- VCD cover
- Directed by: N. Lokanath
- Written by: N. Lokanath
- Produced by: Manjunath Reddy Bhoopal Reddy Kolar Kumar
- Starring: Nagendra Prasad Mithisha Sharma
- Cinematography: H C Venu
- Edited by: T Shashikumar
- Music by: Sadhu Kokila
- Production company: Kanipakkam Sri Vinayaka Productions
- Release date: 26 March 2004;
- Country: India
- Language: Kannada

= Y2K (2004 film) =

Indian Kannada-language romantic drama film

Y2K is a 2004 Indian Kannada-language romantic drama film directed by N. Lokanath and starring Nagendra Prasad and Mithisha Sharma.

==Plot ==
The film follows Yuvaraj who is possessive about Keerthi, which proves to be his weakness.

== Production ==
The film is directed by N. Lokanath of H_{2}O (2002) fame. The muhurat took place at the end of 2002. Mithisha Sharma, who appeared in several advertisements such as Airtel, Close-Up and Surf Excel, made her debut through this film.
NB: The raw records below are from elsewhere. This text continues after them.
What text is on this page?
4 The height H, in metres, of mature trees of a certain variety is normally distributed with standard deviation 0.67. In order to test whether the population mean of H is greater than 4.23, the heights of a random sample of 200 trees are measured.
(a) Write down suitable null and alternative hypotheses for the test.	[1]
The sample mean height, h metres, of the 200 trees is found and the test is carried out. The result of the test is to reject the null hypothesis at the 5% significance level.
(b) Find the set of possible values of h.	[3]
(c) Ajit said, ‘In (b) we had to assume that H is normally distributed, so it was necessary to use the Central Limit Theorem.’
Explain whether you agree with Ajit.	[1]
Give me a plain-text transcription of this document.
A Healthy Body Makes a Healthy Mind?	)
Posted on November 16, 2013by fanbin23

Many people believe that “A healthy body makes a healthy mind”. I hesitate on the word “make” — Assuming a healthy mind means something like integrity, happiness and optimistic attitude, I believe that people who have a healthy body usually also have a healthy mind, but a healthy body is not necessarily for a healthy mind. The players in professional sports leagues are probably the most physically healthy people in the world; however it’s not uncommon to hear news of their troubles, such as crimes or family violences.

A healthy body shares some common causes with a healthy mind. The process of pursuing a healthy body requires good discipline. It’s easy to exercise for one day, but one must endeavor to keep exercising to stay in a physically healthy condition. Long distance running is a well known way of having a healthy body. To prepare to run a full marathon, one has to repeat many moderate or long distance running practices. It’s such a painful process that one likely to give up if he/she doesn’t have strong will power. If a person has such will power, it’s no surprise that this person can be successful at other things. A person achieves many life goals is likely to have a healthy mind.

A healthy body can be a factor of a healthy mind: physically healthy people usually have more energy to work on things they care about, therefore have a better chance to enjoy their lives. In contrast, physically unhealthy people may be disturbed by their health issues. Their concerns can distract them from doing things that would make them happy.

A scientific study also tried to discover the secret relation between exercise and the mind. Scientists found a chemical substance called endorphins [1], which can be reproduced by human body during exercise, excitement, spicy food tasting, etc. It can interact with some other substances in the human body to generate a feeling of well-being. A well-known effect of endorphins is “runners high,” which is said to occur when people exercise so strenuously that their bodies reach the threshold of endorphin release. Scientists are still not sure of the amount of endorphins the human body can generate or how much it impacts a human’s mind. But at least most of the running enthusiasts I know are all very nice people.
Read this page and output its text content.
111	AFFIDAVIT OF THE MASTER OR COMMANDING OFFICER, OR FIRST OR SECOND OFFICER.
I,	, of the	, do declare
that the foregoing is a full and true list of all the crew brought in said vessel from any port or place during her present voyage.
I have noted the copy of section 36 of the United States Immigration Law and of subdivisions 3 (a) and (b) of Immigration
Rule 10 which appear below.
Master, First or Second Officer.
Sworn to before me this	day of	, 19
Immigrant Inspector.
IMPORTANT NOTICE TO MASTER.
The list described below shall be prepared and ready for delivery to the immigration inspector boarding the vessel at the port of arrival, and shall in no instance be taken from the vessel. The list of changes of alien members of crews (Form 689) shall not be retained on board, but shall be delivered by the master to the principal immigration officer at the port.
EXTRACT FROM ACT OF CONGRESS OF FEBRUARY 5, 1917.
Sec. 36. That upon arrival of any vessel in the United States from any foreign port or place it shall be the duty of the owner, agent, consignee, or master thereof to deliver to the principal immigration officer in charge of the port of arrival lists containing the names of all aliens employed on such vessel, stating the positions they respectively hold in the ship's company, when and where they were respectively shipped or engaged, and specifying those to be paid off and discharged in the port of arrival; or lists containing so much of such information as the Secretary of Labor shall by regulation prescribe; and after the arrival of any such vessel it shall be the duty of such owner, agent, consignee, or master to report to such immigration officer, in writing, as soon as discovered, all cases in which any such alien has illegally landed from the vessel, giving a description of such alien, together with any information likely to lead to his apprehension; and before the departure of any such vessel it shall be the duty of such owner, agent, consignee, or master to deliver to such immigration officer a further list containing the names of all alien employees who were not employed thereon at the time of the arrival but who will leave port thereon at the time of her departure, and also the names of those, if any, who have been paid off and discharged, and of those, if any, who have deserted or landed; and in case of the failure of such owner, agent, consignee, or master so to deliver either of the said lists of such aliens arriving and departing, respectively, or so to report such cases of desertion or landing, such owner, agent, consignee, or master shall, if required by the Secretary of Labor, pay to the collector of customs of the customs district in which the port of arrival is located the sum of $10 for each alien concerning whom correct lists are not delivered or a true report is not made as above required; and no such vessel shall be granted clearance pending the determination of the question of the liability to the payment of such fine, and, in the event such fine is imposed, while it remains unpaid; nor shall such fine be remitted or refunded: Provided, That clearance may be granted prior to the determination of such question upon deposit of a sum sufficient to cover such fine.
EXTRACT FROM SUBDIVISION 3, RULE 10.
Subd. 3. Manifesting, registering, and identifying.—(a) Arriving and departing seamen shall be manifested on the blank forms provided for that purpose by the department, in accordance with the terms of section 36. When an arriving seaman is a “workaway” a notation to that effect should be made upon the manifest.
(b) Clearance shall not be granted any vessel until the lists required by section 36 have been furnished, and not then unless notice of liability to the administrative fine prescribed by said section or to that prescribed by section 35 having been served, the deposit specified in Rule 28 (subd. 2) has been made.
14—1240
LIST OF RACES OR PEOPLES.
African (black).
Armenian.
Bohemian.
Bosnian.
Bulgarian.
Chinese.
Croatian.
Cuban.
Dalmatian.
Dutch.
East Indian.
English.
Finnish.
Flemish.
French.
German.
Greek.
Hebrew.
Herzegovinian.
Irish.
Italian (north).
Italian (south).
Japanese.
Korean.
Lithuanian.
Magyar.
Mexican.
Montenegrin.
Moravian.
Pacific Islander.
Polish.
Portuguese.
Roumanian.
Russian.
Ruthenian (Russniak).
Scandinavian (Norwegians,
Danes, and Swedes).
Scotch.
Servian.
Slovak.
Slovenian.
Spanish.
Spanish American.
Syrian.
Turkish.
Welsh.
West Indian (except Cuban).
The film initially started out with a budget of 70 to 80 lakhs rupees. The film was shot in St. Joseph's College, Bangalore. Four songs were the last to be filmed. The film exceeded its initial budget and the producer Kumar claimed that the film's budget may reach ₹1 crore. The film was expected to complete shooting by 20 May 2003.

== Soundtrack ==
The music was composed by Sadhu Kokila. The lyrics were written by V. Nagendra Prasad, Ramnarayan, N. Lokanath and Bhangiranga. The audio release function was held in Green House, Bangalore. Upendra and G. Tulasiram Naidu, the owner of Lahari Recording Company attended the function as chief guests.

Track listing
| No. | Title | Lyrics | Singer(s) | Length |
|---|---|---|---|---|
| 1. | "Y2K Sexy Lady" | Ramnarayan | Suresh Peters, Naga Chandrika | 5:33 |
| 2. | "Ambola Jambola" | Bhangiranga | Hariharan | 4:29 |
| 3. | "Bidenu Bidenu" | Ramnarayan | Rajesh Krishnan, Swarnalatha | 6:23 |
| 4. | "Jagavu Harasuthide" | N. Lokanath | Sadhu Kokila, Badri Prasad, Vijay Urs, Usha | 6:05 |
| 5. | "Udaaysu Neenu" | V. Nagendra Prasad | Shankar Mahadevan | 5:48 |
| 6. | "Suryane Niyamava" | Ramnarayan | Udit Narayan, K. S. Chithra | 3:41 |
| Total length: |  |  |  | 31:59 |

==Reception==
S. N. Deepak of Deccan Herald felt the lead pair Prasad and Mithisha needed to hone their acting skills but praised Venu's cinematography and Sadhu Kokila's music.